# How to Perform a Correlation Test in R (With Examples)

One way to quantify the relationship between two variables is to use the Pearson correlation coefficient, which is a measure of the linear association between two variables.

It always takes on a value between -1 and 1 where:

• -1 indicates a perfectly negative linear correlation between two variables
• 0 indicates no linear correlation between two variables
• 1 indicates a perfectly positive linear correlation between two variables

To determine if a correlation coefficient is statistically significant, you can calculate the corresponding t-score and p-value.

The formula to calculate the t-score of a correlation coefficient (r) is:

t = r * √n-2 / √1-r2

The p-value is calculated as the corresponding two-sided p-value for the t-distribution with n-2 degrees of freedom.

### Example: Correlation Test in R

To determine if the correlation coefficient between two variables is statistically significant, you can perform a correlation test in R using the following syntax:

cor.test(x, y, method=c(“pearson”, “kendall”, “spearman”))

where:

• x, y: Numeric vectors of data.
• method: Method used to calculate correlation between two vectors.
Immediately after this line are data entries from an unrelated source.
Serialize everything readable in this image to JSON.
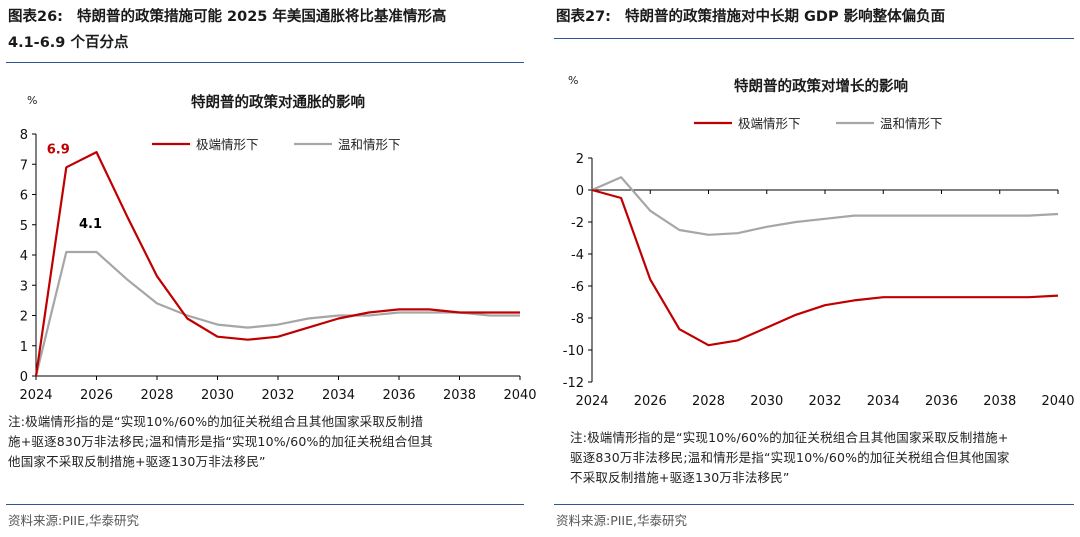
{
  "left": {
    "fig_label": "图表26:",
    "fig_title_line1": "特朗普的政策措施可能 2025 年美国通胀将比基准情形高",
    "fig_title_line2": "4.1-6.9 个百分点",
    "note": "注:极端情形指的是“实现10%/60%的加征关税组合且其他国家采取反制措施+驱逐830万非法移民;温和情形是指“实现10%/60%的加征关税组合但其他国家不采取反制措施+驱逐130万非法移民”",
    "note_lines": [
      "注:极端情形指的是“实现10%/60%的加征关税组合且其他国家采取反制措",
      "施+驱逐830万非法移民;温和情形是指“实现10%/60%的加征关税组合但其",
      "他国家不采取反制措施+驱逐130万非法移民”"
    ],
    "source": "资料来源:PIIE,华泰研究"
  },
  "right": {
    "fig_label": "图表27:",
    "fig_title_line1": "特朗普的政策措施对中长期 GDP 影响整体偏负面",
    "note_lines": [
      "注:极端情形指的是“实现10%/60%的加征关税组合且其他国家采取反制措施+",
      "驱逐830万非法移民;温和情形是指“实现10%/60%的加征关税组合但其他国家",
      "不采取反制措施+驱逐130万非法移民”"
    ],
    "source": "资料来源:PIIE,华泰研究"
  },
  "chart_data": [
    {
      "type": "line",
      "title": "特朗普的政策对通胀的影响",
      "unit_label": "%",
      "xlabel": "",
      "ylabel": "",
      "x": [
        2024,
        2025,
        2026,
        2027,
        2028,
        2029,
        2030,
        2031,
        2032,
        2033,
        2034,
        2035,
        2036,
        2037,
        2038,
        2039,
        2040
      ],
      "xticks": [
        "2024",
        "2026",
        "2028",
        "2030",
        "2032",
        "2034",
        "2036",
        "2038",
        "2040"
      ],
      "xlim": [
        2024,
        2040
      ],
      "ylim": [
        0,
        8
      ],
      "yticks": [
        0,
        1,
        2,
        3,
        4,
        5,
        6,
        7,
        8
      ],
      "grid": false,
      "legend_placement": "top",
      "series": [
        {
          "name": "极端情形下",
          "color": "#c00000",
          "values": [
            0,
            6.9,
            7.4,
            5.3,
            3.3,
            1.9,
            1.3,
            1.2,
            1.3,
            1.6,
            1.9,
            2.1,
            2.2,
            2.2,
            2.1,
            2.1,
            2.1
          ]
        },
        {
          "name": "温和情形下",
          "color": "#a6a6a6",
          "values": [
            0,
            4.1,
            4.1,
            3.2,
            2.4,
            2.0,
            1.7,
            1.6,
            1.7,
            1.9,
            2.0,
            2.0,
            2.1,
            2.1,
            2.1,
            2.0,
            2.0
          ]
        }
      ],
      "annotations": [
        {
          "text": "6.9",
          "x": 2025,
          "y": 6.9,
          "color": "#c00000"
        },
        {
          "text": "4.1",
          "x": 2026,
          "y": 4.1,
          "color": "#000000"
        }
      ]
    },
    {
      "type": "line",
      "title": "特朗普的政策对增长的影响",
      "unit_label": "%",
      "xlabel": "",
      "ylabel": "",
      "x": [
        2024,
        2025,
        2026,
        2027,
        2028,
        2029,
        2030,
        2031,
        2032,
        2033,
        2034,
        2035,
        2036,
        2037,
        2038,
        2039,
        2040
      ],
      "xticks": [
        "2024",
        "2026",
        "2028",
        "2030",
        "2032",
        "2034",
        "2036",
        "2038",
        "2040"
      ],
      "xlim": [
        2024,
        2040
      ],
      "ylim": [
        -12,
        2
      ],
      "yticks": [
        -12,
        -10,
        -8,
        -6,
        -4,
        -2,
        0,
        2
      ],
      "grid": false,
      "legend_placement": "top",
      "series": [
        {
          "name": "极端情形下",
          "color": "#c00000",
          "values": [
            0,
            -0.5,
            -5.6,
            -8.7,
            -9.7,
            -9.4,
            -8.6,
            -7.8,
            -7.2,
            -6.9,
            -6.7,
            -6.7,
            -6.7,
            -6.7,
            -6.7,
            -6.7,
            -6.6
          ]
        },
        {
          "name": "温和情形下",
          "color": "#a6a6a6",
          "values": [
            0,
            0.8,
            -1.3,
            -2.5,
            -2.8,
            -2.7,
            -2.3,
            -2.0,
            -1.8,
            -1.6,
            -1.6,
            -1.6,
            -1.6,
            -1.6,
            -1.6,
            -1.6,
            -1.5
          ]
        }
      ]
    }
  ]
}
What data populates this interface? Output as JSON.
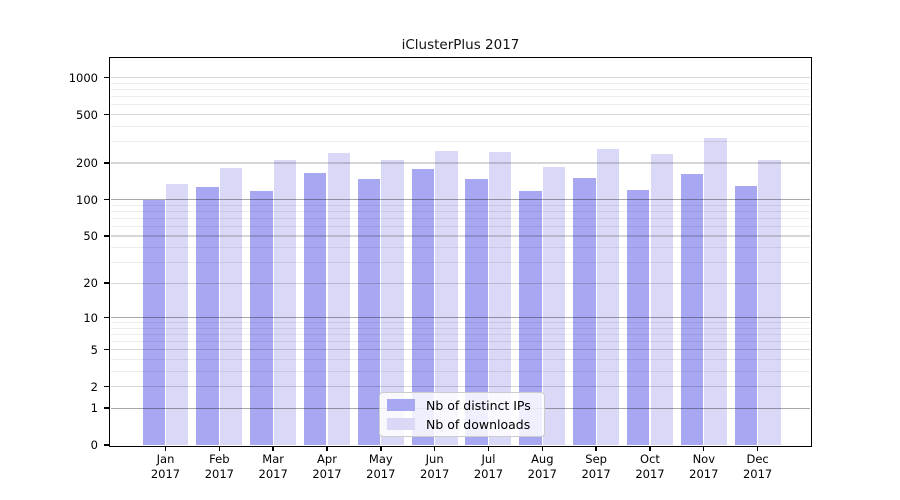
{
  "chart_data": {
    "type": "bar",
    "title": "iClusterPlus 2017",
    "categories": [
      "Jan 2017",
      "Feb 2017",
      "Mar 2017",
      "Apr 2017",
      "May 2017",
      "Jun 2017",
      "Jul 2017",
      "Aug 2017",
      "Sep 2017",
      "Oct 2017",
      "Nov 2017",
      "Dec 2017"
    ],
    "series": [
      {
        "name": "Nb of distinct IPs",
        "color": "#a8a8f2",
        "values": [
          99,
          127,
          117,
          165,
          148,
          178,
          149,
          118,
          152,
          121,
          164,
          130
        ]
      },
      {
        "name": "Nb of downloads",
        "color": "#d9d9f7",
        "values": [
          134,
          184,
          213,
          240,
          213,
          253,
          247,
          187,
          261,
          239,
          320,
          214
        ]
      }
    ],
    "y_axis": {
      "scale": "log10(value+1)",
      "range": [
        0,
        1000
      ],
      "ticks": [
        0,
        1,
        2,
        5,
        10,
        20,
        50,
        100,
        200,
        500,
        1000
      ],
      "emphasized_gridlines": [
        1,
        10,
        100
      ],
      "minor_gridlines": [
        3,
        4,
        6,
        7,
        8,
        9,
        30,
        40,
        60,
        70,
        80,
        90,
        300,
        400,
        600,
        700,
        800,
        900
      ]
    },
    "xlabel": "",
    "ylabel": "",
    "grid": true,
    "legend_position": "bottom-center"
  }
}
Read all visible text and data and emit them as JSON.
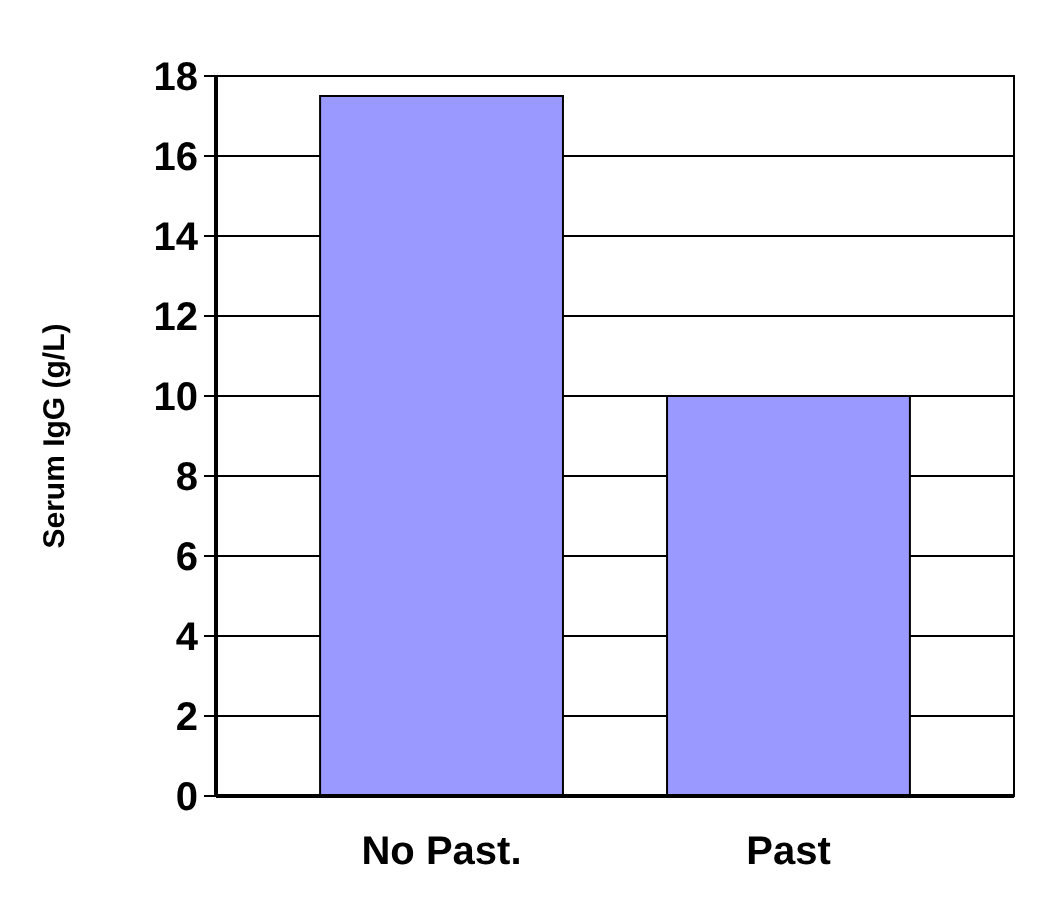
{
  "chart_data": {
    "type": "bar",
    "ylabel": "Serum IgG (g/L)",
    "categories": [
      "No Past.",
      "Past"
    ],
    "values": [
      17.5,
      10
    ],
    "color": "#9999ff",
    "ylim": [
      0,
      18
    ],
    "yticks": [
      0,
      2,
      4,
      6,
      8,
      10,
      12,
      14,
      16,
      18
    ],
    "grid": "y"
  }
}
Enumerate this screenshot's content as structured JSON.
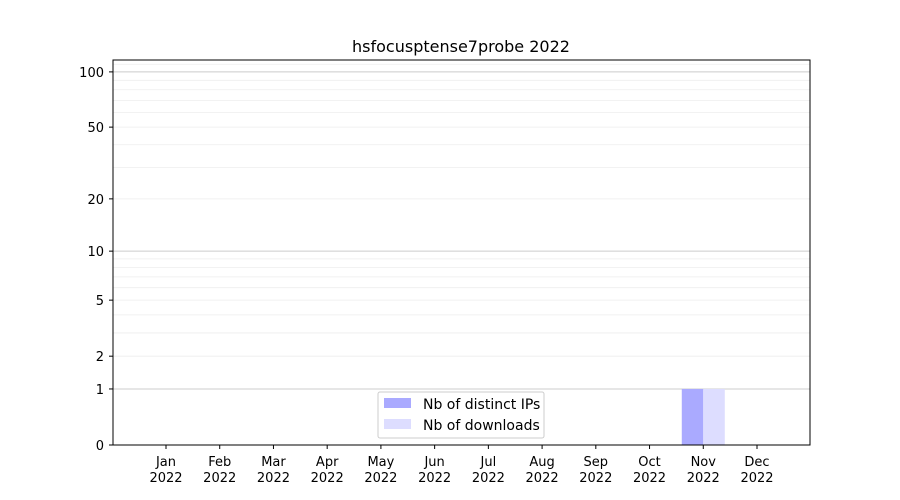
{
  "chart_data": {
    "type": "bar",
    "title": "hsfocusptense7probe 2022",
    "xlabel": "",
    "ylabel": "",
    "yscale": "log(1+y)",
    "ylim": [
      0,
      116
    ],
    "yticks": [
      0,
      1,
      2,
      5,
      10,
      20,
      50,
      100
    ],
    "ytick_labels": [
      "0",
      "1",
      "2",
      "5",
      "10",
      "20",
      "50",
      "100"
    ],
    "categories": [
      "Jan\n2022",
      "Feb\n2022",
      "Mar\n2022",
      "Apr\n2022",
      "May\n2022",
      "Jun\n2022",
      "Jul\n2022",
      "Aug\n2022",
      "Sep\n2022",
      "Oct\n2022",
      "Nov\n2022",
      "Dec\n2022"
    ],
    "xtick_months": [
      "Jan",
      "Feb",
      "Mar",
      "Apr",
      "May",
      "Jun",
      "Jul",
      "Aug",
      "Sep",
      "Oct",
      "Nov",
      "Dec"
    ],
    "xtick_year": "2022",
    "series": [
      {
        "name": "Nb of distinct IPs",
        "color": "#aaaaff",
        "values": [
          0,
          0,
          0,
          0,
          0,
          0,
          0,
          0,
          0,
          0,
          1,
          0
        ]
      },
      {
        "name": "Nb of downloads",
        "color": "#ddddff",
        "values": [
          0,
          0,
          0,
          0,
          0,
          0,
          0,
          0,
          0,
          0,
          1,
          0
        ]
      }
    ],
    "grid": true,
    "legend_position": "bottom-center"
  }
}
Default is “pearson.”

For example, suppose we have the following two vectors in R:

```x <- c(2, 3, 3, 5, 6, 9, 14, 15, 19, 21, 22, 23)
y <- c(23, 24, 24, 23, 17, 28, 38, 34, 35, 39, 41, 43)
```

Before we perform a correlation test between the two variables, we can create a quick scatterplot to view their relationship:

```#create scatterplot
plot(x, y, pch=16)
``` There appears to be a positive correlation between the two variables. That is, as one increases the other tends to increase as well.

To see if this correlation is statistically significant, we can perform a correlation test:

```#perform correlation test between the two vectors
cor.test(x, y)

Pearson's product-moment correlation

data:  x and y
t = 7.8756, df = 10, p-value = 1.35e-05
alternative hypothesis: true correlation is not equal to 0
95 percent confidence interval:
0.7575203 0.9799783
sample estimates:
cor
0.9279869 ```

The correlation coefficient between the two vectors turns out to be 0.9279869.

The test statistic turns out to be 7.8756 and the corresponding p-value is 1.35e-05.

Since this value is less than .05, we have sufficient evidence to say that the correlation between the two variables is statistically significant.